Smith reinforces two things. Firstly, he strengthens the notion that the two relations are eerily alike in their destructive ways. Also in a more indirect sense, parallelism compares two beings who rely on each other, yet hurt each other. This parallelism provokes an idea of underlying similarities between the couple.
When the lyrics are looked at as a whole, it is quickly noticed that there is no dominant rhyme scheme. Because of this, the lyrics are poetically classified as free verse. When one hears a song about love or relations, a couplet-filled sing-song approach is often used to glorify the fluttery feelings of love's splendor. However, the relationship presented to the listener is a distorted or preverted sense of love, and the free verse format indirectly displays this. This format tells of a relationship where nothing can be expected, or easily resolved as in a couplet's neat rhyming pattern. Nothing about the relationship is neat or tidy.

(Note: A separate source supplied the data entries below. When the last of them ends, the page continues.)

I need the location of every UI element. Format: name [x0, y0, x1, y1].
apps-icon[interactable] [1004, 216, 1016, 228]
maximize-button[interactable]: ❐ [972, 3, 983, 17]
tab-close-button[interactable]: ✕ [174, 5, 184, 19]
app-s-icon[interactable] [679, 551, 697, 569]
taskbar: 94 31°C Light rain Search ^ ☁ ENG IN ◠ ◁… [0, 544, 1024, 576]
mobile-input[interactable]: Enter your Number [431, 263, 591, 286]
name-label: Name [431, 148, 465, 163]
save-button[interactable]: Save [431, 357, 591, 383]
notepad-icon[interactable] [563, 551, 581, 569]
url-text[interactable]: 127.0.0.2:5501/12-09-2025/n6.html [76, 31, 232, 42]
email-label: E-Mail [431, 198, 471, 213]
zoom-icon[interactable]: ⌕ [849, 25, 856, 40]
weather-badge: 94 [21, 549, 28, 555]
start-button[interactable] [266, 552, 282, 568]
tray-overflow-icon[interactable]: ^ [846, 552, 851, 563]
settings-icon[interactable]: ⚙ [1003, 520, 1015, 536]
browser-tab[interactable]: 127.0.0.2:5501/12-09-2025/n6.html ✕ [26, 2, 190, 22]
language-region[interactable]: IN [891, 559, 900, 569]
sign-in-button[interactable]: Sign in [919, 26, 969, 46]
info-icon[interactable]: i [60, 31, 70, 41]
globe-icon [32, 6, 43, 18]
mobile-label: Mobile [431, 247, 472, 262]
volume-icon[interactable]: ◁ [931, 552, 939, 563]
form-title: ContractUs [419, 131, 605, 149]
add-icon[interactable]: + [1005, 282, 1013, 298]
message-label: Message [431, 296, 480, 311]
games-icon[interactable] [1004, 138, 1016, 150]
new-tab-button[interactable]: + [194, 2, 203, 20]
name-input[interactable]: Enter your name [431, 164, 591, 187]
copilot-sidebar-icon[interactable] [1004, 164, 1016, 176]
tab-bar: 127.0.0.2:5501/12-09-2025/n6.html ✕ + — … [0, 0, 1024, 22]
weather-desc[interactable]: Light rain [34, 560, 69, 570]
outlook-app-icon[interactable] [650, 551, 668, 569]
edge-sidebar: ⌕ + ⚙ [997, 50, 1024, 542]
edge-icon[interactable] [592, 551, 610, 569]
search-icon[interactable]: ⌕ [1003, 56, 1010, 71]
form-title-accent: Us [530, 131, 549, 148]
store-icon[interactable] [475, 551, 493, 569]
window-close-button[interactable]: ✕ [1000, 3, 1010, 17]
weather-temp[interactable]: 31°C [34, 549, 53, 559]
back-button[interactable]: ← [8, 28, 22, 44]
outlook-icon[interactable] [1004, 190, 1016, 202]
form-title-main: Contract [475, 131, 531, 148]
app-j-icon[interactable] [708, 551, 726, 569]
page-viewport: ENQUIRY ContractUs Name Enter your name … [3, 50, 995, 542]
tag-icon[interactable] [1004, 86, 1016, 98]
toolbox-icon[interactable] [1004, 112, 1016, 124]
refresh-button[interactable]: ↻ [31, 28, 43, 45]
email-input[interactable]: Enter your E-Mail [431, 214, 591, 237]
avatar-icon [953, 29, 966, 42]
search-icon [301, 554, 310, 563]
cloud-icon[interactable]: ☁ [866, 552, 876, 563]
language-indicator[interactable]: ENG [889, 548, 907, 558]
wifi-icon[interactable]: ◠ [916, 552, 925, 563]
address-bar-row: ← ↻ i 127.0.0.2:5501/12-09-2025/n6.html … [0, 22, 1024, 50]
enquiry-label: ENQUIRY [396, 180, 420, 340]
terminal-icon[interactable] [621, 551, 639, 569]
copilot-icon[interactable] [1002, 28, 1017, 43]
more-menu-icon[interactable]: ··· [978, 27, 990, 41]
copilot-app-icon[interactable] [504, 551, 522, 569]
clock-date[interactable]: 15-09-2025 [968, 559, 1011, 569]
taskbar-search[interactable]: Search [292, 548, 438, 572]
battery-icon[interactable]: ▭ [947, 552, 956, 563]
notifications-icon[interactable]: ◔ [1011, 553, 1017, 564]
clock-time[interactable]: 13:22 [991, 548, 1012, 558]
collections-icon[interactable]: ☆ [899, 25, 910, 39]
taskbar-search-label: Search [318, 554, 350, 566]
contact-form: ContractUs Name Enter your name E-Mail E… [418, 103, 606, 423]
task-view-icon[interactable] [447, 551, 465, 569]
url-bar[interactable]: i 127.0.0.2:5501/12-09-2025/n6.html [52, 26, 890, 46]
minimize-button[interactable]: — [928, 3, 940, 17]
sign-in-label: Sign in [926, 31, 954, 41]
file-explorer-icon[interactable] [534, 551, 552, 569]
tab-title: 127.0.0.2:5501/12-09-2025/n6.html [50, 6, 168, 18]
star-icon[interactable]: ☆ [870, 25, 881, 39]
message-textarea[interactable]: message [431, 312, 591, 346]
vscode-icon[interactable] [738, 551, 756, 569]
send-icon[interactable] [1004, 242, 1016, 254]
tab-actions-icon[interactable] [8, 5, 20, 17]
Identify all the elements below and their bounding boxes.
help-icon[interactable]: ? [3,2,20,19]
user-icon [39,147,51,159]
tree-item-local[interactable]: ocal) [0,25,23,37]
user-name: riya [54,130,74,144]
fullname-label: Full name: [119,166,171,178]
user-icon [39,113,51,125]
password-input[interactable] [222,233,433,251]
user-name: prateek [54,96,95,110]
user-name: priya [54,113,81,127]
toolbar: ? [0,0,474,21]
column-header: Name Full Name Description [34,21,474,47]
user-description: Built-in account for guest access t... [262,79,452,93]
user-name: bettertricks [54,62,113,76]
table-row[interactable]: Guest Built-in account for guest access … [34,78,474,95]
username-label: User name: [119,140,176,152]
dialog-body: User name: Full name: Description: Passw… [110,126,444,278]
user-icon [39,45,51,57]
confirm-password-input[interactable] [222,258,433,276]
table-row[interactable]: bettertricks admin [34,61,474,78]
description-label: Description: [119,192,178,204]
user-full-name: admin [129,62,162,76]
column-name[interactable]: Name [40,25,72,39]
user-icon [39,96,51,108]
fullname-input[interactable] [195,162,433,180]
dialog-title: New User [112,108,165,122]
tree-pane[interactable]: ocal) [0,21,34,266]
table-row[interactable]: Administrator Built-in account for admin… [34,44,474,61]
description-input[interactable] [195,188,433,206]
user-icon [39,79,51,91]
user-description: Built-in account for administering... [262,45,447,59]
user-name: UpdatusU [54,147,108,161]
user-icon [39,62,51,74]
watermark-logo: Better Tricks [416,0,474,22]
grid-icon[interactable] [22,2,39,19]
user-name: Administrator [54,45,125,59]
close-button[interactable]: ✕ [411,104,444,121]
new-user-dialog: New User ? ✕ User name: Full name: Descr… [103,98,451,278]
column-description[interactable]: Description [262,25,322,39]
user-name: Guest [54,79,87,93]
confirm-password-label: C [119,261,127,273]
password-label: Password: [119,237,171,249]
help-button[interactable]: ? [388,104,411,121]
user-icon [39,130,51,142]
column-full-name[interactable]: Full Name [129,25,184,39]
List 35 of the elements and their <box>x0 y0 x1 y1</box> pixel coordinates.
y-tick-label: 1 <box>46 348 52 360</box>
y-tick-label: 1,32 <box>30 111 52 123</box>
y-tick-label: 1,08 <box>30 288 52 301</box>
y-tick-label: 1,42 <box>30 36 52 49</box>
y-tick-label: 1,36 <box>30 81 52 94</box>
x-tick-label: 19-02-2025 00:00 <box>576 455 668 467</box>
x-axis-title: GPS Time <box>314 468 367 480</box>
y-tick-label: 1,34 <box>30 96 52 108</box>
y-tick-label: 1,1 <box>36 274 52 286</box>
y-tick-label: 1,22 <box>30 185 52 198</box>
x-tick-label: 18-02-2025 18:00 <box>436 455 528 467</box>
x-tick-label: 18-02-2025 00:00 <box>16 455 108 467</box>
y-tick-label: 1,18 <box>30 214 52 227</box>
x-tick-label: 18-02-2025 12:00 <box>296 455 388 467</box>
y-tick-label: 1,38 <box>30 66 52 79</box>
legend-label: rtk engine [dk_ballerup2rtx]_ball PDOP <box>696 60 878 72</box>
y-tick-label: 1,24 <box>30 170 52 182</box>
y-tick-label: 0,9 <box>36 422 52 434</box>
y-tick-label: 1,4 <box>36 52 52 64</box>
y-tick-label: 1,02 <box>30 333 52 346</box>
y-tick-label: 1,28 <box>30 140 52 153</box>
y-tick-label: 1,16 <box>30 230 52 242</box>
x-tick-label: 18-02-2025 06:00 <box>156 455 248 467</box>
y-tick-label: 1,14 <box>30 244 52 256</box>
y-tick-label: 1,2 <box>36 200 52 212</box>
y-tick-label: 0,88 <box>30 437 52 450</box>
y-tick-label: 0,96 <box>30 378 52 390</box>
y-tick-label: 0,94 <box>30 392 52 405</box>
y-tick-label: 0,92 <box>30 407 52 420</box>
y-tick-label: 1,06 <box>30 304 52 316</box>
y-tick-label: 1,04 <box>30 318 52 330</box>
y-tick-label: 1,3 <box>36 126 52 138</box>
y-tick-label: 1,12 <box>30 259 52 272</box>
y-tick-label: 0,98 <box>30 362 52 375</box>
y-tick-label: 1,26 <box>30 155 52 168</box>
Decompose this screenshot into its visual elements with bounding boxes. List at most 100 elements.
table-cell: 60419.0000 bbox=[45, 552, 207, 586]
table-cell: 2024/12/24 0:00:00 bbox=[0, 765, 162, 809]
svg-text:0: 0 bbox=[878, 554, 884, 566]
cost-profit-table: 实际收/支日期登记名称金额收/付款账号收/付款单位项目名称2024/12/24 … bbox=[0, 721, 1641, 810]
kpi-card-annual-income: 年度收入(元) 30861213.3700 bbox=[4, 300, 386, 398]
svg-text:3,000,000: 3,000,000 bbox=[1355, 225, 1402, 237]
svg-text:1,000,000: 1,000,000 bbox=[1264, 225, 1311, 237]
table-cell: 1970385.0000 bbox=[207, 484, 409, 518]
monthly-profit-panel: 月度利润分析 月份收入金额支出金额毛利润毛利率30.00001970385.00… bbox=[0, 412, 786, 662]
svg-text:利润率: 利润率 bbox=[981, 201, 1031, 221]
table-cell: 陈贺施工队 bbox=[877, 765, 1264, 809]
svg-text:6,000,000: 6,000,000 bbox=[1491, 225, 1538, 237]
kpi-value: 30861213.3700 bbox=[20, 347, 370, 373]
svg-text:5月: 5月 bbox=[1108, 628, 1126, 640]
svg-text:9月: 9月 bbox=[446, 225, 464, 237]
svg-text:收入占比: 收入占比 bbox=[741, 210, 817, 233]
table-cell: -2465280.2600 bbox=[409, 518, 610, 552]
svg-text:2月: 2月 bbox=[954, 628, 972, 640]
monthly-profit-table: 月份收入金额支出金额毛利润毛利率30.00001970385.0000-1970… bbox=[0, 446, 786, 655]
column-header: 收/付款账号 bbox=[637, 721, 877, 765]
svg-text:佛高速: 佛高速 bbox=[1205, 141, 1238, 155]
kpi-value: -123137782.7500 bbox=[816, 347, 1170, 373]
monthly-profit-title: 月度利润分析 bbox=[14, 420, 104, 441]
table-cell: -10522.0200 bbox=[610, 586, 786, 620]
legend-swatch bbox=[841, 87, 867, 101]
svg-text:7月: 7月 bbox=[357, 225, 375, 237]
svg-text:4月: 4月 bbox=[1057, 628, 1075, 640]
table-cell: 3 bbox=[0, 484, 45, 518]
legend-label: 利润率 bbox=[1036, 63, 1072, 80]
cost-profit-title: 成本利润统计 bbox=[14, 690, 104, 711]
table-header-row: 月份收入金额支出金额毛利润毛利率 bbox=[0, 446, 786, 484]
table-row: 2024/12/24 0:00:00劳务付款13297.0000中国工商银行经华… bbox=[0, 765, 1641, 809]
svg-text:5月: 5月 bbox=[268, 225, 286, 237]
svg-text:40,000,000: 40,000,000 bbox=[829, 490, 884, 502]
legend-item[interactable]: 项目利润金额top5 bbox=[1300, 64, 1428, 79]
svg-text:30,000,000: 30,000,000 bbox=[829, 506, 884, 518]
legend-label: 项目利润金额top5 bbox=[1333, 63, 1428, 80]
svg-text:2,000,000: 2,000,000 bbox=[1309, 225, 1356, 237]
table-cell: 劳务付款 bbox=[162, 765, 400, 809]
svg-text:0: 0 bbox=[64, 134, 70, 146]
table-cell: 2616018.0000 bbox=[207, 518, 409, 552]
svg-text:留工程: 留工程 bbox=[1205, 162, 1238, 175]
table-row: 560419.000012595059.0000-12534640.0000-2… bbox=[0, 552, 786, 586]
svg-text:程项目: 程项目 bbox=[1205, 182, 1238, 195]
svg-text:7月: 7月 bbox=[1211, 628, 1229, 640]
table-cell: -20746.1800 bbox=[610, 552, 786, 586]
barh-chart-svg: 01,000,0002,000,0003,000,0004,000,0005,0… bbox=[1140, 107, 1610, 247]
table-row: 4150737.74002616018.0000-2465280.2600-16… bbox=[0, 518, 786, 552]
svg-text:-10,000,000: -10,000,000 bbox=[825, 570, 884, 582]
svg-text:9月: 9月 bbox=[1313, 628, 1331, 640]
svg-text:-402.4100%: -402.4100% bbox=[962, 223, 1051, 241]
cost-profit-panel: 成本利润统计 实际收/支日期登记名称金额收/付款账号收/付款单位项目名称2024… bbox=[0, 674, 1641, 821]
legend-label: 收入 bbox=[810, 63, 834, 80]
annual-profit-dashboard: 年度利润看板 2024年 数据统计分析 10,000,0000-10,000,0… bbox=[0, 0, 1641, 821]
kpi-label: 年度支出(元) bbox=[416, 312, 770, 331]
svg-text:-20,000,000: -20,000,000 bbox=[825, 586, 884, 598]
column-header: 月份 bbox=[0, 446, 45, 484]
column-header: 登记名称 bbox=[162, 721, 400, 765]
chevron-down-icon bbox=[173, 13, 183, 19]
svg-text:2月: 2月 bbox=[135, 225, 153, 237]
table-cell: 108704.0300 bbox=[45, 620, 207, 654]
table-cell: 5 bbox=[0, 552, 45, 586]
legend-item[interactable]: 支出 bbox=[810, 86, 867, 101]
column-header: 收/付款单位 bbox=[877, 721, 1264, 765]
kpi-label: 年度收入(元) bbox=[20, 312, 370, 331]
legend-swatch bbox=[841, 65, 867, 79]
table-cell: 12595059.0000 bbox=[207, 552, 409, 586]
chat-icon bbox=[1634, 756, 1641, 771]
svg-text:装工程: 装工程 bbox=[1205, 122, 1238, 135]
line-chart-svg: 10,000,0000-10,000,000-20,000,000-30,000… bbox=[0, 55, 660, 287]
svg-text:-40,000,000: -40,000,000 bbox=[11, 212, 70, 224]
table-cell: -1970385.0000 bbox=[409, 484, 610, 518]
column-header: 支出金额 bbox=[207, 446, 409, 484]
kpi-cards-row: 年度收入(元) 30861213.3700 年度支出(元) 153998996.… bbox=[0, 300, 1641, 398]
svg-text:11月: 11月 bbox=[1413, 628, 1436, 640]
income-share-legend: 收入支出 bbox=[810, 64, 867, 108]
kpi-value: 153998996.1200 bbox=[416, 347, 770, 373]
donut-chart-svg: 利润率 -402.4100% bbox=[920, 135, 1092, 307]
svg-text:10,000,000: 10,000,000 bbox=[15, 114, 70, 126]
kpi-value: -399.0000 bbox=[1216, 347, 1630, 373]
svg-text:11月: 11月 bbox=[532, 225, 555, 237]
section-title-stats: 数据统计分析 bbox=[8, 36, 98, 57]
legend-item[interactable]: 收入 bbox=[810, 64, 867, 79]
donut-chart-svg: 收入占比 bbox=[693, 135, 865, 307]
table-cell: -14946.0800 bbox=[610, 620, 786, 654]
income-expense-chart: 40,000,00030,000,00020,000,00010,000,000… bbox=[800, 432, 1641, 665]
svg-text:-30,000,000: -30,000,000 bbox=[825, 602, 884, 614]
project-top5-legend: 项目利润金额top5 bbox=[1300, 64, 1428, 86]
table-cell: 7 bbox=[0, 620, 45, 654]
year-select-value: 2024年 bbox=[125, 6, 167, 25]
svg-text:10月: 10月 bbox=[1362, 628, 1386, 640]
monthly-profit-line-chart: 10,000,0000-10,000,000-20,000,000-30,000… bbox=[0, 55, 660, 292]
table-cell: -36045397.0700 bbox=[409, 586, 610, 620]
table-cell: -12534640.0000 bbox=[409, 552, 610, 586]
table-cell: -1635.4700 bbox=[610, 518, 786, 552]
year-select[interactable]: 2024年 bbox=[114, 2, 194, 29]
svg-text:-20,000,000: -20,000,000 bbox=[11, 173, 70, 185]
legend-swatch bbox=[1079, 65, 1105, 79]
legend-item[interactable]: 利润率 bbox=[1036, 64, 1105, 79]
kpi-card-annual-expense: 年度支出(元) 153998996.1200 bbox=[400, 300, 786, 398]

Something more than love keeps the people in this relationship together, and that is an urecognized independence. For the weaker half, it is dependence of her "unbearable" dominance. While it strips him of his power (and therefore, happiness) it feeds him a new life-force: anger. This ironic anger causes him to compare their relationship to death. It is also this ironic anger that causes such a man to "laugh[ing] into the fire" and relate his relationship to that of Siamese twins: a life impossible with or without someone, and therefore seen as a long precursor to death, which must be endured. There is no way out.